Emergence of Structural Disparities in theWeb of Scientific Citations
Buddhika Nettasinghe, Nazanin Alipourfard, Vikram Krishnamurthy, Kristina Lerman
TL;DR
This paper tackles the problem of uneven scientific attention by introducing a robust, directed-graph measure of power-disparity in author-citation networks and a tractable dynamical model (DMPA) that jointly accounts for gender and institutional prestige. It demonstrates that disparities emerge from the interplay of homophily, cumulative advantage, and group size, and provides a fixed-point framework to predict the limiting power-disparity. Fitting the model to real networks across multiple fields shows that minority status alone does not determine power; rather, interaction with homophily and elite status drives persistent inequality and elitism. The work further offers field- and policy-relevant mitigation strategies, such as reducing homophily, boosting cross-group visibility, and revising exposure mechanisms in search and publishing systems, to promote a fairer and more inclusive web of science.
Abstract
Scientific attention is unevenly distributed, creating inequities in recognition and distorting access to opportunities. Using citations as a proxy, we quantify disparities in attention by gender and institutional prestige. We find that women receive systematically fewer citations than men, and that attention is increasingly concentrated among authors from elite institutions -- patterns not fully explained by underrepresentation alone. To explain these dynamics, we introduce a model of citation network growth that incorporates homophily (tendency to cite similar authors), preferential attachment (favoring highly cited authors) and group size (underrepresentation).

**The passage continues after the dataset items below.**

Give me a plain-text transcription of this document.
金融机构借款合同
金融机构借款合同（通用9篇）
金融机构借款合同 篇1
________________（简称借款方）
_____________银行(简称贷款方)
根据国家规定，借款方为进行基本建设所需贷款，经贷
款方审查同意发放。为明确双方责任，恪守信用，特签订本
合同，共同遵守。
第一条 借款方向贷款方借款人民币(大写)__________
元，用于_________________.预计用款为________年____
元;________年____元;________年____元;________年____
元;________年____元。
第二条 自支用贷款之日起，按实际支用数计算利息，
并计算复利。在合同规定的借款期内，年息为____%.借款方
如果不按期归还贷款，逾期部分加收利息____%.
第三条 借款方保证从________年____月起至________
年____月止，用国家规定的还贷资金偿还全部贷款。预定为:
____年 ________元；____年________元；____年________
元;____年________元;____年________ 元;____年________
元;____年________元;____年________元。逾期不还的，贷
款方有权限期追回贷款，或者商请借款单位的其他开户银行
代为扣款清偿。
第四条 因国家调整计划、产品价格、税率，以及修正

The model shows that disparities arise not only from group size imbalances but also from cumulative advantage amplifying biased citation preferences. Importantly, increasing representation alone is often insufficient to reduce disparities. Effective strategies should also include reducing homophily, amplifying the visibility of underrepresented groups, and supporting equitable integration of newcomers. Our findings highlight the challenges of mitigating inequities in asymmetric networks like citations, where recognition flows in one direction. By making visible the mechanisms through which attention is distributed, we contribute to efforts toward a more responsible web of science that is fairer, more transparent, and more inclusive, and that better sustains innovation and knowledge production.